God created mankind with intellect, emotions, and volition (a free will). Adam and Eve were created with the ability to exercise their will through choices. They were not created with false intelligence, without emotions, and programmed to behave a certain way. They were not created as animals with instinctual behavior. Human beings could think, reason, and choose their course of action accordingly. The possibility of the entrance of evil into the human experience was a consequence of our being created as free moral agents. Had we been created without a free will, without emotions, and programmed with false intelligence, perhaps sin could have been avoided.

Why didn’t God destroy His creation as soon as sin entered the picture? Like most why questions, that is difficult to answer, for who can comprehend the infinite mind of the Creator? Clearly, He doesn’t operate on our time scale. Perhaps He is allowing evil to run its course in order to destroy it once and for all. And He will destroy it, as recorded in Revelation 20:7–15. The last two chapters of the Bible, Revelation 21 and 22, describe life without sin.

A good answer to the issue of reconciling a loving and omnipotent God with the existence of evil in mankind is that God created human beings with a free will, yet without sin. Inherent in having a free will is the possibilityofrebellionagainst the loving Creator. Adam and Eve eventually chose to rebel, and they fell into sin as a just punishment for their decision to disobey God.

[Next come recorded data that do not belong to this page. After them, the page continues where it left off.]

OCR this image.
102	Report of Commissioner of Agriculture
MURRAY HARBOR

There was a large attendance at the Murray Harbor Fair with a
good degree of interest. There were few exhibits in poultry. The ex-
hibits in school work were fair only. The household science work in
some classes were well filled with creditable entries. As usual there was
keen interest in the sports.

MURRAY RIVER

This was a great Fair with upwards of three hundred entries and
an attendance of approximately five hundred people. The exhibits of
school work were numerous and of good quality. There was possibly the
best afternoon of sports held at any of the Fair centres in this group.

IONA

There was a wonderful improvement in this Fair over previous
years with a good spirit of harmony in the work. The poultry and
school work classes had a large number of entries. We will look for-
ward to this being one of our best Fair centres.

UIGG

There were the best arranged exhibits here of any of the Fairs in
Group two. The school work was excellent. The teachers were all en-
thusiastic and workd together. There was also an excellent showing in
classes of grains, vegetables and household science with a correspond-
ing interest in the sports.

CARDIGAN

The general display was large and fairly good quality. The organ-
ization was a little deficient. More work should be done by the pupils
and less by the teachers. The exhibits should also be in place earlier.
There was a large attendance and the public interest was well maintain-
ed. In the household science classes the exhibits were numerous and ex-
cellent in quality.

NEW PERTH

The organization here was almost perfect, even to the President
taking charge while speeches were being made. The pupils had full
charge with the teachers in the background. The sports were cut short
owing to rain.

Though Adam and Eve were created with innocence, they chose sin, and sin became part of their nature. That sin nature has been procreatively passed on to every one of their descendants, as is revealed in Romans 5:19, “…by one man’s disobedience many were made sinners,….” Sin has existed in the human experience ever since Adam and Eve fell, hence the overwhelming magnitude of pain and suffering. But God will eventually destroy it.